Something I found most interesting was IHLIA’s Pink Shelves Project, which separates LGBTI titles from the main collection, and grouping them together for ease of access. While I have always advocated for genre labels to increase visibility, typically I recommend against separation, yet here, the program has been hugely popular, and has seen an increase in borrowing.
One of the more interesting things said today came from Fonds Suzan Daniel, in Belgium, who are currently focusing on how to catalogue electronic records. Bark Hellinck cited a selection of 3 ¼ inch floppy disks which they cannot use, due to password protection and obsolete software.
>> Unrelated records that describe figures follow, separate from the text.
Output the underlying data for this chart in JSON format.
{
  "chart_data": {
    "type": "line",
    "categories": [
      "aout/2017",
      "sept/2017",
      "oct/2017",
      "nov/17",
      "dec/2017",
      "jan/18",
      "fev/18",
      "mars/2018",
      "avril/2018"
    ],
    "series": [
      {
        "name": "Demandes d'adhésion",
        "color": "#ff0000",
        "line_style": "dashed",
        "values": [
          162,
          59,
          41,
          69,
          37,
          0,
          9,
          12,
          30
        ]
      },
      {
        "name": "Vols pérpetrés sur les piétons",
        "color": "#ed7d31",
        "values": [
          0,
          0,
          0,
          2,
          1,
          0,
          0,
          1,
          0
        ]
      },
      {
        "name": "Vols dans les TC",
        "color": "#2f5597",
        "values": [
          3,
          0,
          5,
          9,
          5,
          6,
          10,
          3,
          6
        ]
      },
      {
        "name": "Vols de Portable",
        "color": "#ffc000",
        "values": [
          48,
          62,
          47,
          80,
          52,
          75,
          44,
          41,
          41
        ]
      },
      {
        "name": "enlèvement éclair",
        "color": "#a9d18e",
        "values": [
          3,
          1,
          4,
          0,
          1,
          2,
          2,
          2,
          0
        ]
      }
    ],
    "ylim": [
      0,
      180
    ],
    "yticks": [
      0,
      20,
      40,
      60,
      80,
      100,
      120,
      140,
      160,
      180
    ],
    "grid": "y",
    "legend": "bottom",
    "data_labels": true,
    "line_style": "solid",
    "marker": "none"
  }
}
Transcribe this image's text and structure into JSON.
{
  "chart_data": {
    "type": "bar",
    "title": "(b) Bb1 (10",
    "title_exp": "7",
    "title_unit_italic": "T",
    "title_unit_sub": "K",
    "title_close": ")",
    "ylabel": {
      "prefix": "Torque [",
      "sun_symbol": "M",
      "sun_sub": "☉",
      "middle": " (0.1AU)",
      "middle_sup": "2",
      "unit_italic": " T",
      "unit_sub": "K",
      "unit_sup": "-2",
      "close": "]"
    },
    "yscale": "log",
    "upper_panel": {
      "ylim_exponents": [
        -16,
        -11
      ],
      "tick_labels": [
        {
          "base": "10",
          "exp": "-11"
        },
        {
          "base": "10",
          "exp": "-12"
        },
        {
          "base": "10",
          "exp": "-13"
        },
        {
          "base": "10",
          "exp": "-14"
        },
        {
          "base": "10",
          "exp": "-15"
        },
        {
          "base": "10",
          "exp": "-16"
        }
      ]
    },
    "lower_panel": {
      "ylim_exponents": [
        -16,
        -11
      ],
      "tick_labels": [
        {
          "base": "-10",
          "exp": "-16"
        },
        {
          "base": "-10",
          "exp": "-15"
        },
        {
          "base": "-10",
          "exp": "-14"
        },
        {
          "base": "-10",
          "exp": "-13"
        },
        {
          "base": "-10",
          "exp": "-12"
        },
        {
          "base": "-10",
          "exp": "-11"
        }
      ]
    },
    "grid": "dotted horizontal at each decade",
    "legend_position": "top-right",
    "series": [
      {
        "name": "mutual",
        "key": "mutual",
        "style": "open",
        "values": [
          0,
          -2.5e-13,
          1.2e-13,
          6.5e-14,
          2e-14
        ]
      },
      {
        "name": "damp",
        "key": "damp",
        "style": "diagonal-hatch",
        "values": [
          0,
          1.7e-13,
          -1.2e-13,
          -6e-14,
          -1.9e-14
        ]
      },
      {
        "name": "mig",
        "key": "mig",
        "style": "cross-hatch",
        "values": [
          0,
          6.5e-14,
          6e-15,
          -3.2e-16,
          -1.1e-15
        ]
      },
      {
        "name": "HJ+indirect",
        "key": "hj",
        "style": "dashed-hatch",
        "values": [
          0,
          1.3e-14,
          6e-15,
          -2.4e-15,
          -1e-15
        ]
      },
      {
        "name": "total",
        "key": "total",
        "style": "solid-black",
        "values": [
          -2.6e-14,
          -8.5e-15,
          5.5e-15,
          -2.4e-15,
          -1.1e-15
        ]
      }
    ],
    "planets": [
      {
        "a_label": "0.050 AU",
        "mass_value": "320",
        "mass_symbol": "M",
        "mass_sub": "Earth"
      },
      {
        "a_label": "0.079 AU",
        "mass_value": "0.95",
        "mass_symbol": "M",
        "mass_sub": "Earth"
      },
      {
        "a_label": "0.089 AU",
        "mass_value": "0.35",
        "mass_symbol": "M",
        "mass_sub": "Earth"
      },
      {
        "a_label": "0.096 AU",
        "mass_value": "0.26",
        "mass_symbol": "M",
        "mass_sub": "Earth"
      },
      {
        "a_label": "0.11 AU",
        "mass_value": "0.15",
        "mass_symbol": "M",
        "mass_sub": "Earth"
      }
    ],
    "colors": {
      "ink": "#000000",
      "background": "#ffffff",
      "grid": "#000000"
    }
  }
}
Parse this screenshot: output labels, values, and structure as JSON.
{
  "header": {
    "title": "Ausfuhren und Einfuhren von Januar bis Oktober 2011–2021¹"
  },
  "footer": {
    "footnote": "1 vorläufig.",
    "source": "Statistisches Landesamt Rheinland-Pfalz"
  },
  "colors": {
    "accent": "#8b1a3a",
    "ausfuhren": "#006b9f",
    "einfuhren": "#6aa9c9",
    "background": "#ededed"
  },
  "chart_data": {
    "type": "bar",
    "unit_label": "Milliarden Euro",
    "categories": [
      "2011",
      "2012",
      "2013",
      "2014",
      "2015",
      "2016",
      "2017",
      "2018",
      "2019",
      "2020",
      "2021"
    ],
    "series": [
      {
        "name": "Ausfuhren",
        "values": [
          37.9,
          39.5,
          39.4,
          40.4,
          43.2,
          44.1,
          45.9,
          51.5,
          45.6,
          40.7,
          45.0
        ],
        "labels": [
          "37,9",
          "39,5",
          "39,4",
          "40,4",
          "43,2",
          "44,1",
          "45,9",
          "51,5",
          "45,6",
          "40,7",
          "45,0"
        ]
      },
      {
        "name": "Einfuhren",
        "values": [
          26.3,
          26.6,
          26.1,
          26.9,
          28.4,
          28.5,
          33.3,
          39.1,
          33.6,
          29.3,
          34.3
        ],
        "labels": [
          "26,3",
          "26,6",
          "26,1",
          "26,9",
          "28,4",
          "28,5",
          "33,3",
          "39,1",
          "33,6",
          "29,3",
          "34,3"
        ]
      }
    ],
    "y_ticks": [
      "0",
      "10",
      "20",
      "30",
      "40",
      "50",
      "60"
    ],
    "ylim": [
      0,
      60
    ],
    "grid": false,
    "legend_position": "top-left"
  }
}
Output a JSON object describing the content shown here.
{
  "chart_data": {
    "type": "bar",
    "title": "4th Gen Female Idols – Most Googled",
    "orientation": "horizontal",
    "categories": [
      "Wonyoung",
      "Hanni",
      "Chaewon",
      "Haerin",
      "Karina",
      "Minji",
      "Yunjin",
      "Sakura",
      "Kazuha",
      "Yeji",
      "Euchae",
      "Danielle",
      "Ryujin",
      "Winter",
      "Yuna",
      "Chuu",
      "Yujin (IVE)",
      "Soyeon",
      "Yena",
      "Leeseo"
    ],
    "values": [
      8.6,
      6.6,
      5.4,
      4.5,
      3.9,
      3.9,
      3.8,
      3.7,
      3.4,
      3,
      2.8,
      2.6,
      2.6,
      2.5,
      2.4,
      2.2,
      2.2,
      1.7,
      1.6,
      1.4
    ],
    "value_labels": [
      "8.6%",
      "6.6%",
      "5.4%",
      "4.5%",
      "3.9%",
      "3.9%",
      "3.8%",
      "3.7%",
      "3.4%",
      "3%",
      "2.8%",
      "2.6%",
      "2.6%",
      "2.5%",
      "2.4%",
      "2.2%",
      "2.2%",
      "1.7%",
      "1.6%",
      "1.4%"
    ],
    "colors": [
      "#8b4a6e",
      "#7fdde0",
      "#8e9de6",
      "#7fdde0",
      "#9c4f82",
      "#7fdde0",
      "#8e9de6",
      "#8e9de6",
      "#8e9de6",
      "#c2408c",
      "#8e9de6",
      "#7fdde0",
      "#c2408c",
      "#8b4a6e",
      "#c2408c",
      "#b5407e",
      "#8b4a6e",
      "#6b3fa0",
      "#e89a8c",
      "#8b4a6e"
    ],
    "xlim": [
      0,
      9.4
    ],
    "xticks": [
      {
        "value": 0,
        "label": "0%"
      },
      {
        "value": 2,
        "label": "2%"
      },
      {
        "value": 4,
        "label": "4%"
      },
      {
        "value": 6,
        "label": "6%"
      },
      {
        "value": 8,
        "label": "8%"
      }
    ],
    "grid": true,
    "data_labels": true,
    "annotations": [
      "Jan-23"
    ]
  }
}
This is no different to any other library, archive and museum in the world.
I also quite enjoyed how Polish curator Pawel Hellinck spoke about how he put together an exhibition in homoerotica in a country known for homophobia. He is currently trying to establish a permanent archive in Poland.
Another common theme between the different archives is location. Many have no permanent or guaranteed home, including I believe, Australia. In France, they have no building, yet there is a political movement that advocates for the use of only professional (no volunteers) within the archives, and that an archivist of Vietnamese decent should not be part of the French organisation.
The other topic which keeps coming up is money. My paper (which I will present on Friday) is on providing services with little or no funding, which is a stark comparison to The Netherlands, where the Government provides EUR300,000 annually for IHLIA. Fonds Suzan Daniel in Belgium get EUR4,000, and the Women’s and Lesbian Archives in Germany are in the process of getting Government funding.